When, therefore, the great lords, the emperor, pope, cardinals, and bishops are hostile and wrathful toward us because of all this, excommunicate us, and would gladly burn and murder us all, we must suffer it and say: We did not start this on account of the pope, the bishops, and the princes, nor shall we stop it on account of them. Christ says, “Come to Me, all who labor and are heavy-laden” [Matt. 11:28], and it is as though He were saying: Just stick to Me, hold on to My Word and let everything else go. If you are burned and beheaded for it, then have patience, I will make it so sweet for you that you easily would be able to bear it. It has also been written of St. Agnes that when she was led to prison to be killed, it was to her as if she were going to a dance. Where did she get this? Ah, only from this Christ, from believing this saying, “Come to Me, all who labor and are heavy-laden, and I will give you rest.” That is to say: If things go badly, I will give you the courage even to laugh about it; and if even though you walk on fiery coals, the torment shall nevertheless not be so severe and the devil shall nevertheless not be so bad, and you will rather feel that you are walking on roses. I will give you the heart to laugh even though Turk, pope, emperor, and everybody else be filled with horrible wrath and rage. Only come to Me; and if you are facing oppression, death, or torture, because the pope, the Turk, and emperor are attacking you, do not be afraid; it will not be heavy for you, but light and easy to bear, for I give you the Spirit, so that the burden, which for the world would be unbearable, becomes for you a light burden. For when you suffer for My sake, it is My yoke and My burden, which I lay upon you in grace, that you may know that this your suffering is well pleasing to God and to Me and that I Myself am helping you to carry it and giving you power and strength to do so. So also say Ps. 31 [:24] and Ps. 27 [:14]: “Let your heart take courage, all you who wait for the Lord,” i.e., all you who suffer for His sake. Let misfortune, sin, death, and whatever the devil and the world loads upon you assail and assault you, if only you remain confident and undismayed, waiting upon the Lord in faith, you have already won, you have already escaped death and far surpassed the devil and the world.
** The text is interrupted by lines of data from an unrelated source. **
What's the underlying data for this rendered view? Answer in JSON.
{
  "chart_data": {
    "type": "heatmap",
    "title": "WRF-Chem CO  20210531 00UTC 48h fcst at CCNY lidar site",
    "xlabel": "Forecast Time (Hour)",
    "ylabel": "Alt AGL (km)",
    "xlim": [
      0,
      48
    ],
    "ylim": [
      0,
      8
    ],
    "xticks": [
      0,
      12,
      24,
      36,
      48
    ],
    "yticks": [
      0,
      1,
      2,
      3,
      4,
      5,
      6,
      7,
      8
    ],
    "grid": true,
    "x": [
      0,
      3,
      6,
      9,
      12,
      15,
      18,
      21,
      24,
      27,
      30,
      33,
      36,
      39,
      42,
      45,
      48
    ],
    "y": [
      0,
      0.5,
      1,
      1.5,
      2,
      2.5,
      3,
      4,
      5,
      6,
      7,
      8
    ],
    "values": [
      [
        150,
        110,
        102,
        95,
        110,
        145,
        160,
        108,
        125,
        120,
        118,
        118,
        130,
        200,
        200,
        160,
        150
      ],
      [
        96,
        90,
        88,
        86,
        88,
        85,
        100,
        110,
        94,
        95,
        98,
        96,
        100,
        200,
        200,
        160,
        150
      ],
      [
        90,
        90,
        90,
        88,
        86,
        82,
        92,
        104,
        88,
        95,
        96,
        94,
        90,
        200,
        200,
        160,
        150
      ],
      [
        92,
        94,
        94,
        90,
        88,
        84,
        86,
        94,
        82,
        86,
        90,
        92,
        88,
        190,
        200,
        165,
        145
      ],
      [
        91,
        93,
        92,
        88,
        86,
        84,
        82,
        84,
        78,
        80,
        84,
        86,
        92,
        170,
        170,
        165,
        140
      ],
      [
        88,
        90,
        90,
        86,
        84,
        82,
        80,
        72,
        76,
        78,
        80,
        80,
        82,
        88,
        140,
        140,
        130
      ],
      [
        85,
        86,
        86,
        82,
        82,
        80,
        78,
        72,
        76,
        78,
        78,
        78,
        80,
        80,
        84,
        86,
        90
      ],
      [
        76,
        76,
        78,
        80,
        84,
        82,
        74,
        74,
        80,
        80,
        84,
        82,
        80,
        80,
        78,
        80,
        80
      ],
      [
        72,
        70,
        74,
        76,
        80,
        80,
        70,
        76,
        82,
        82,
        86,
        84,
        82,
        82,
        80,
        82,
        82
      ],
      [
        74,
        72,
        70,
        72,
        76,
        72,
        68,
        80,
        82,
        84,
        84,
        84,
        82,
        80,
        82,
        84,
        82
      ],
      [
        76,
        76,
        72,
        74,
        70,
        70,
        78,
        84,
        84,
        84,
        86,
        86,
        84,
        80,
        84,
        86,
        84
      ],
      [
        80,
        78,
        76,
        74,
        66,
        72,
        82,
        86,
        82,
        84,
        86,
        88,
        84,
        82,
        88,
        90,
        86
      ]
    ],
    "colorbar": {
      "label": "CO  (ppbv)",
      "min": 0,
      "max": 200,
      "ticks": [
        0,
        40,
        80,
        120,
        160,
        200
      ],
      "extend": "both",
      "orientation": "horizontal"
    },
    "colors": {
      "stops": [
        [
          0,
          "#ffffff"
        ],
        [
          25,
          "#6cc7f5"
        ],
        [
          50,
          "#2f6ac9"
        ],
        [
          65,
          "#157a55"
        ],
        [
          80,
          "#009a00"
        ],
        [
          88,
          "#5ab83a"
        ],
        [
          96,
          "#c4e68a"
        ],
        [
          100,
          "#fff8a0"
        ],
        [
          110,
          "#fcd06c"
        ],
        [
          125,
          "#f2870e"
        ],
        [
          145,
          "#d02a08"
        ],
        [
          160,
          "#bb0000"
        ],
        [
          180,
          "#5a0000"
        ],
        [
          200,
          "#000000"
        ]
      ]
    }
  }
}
Lo, this means that the wise of this world are rejected, that we may learn not to think ourselves wise and to put away from our eyes all great personages, indeed, to shut our eyes altogether, and cling only to Christ’s Word and come to Him, as He so lovingly invites us to do, and say: Thou alone art my beloved Lord and Master, I am thy disciple.
This and much more might be said concerning this Gospel, but I am too weak and we shall let it go at that.
[1] Martin Luther, Luther’s Works, Vol. 51: Sermons I, ed. Jaroslav Jan Pelikan, Hilton C. Oswald, and Helmut T. Lehmann, vol. 51 (Philadelphia: Fortress Press, 1999), 381–392.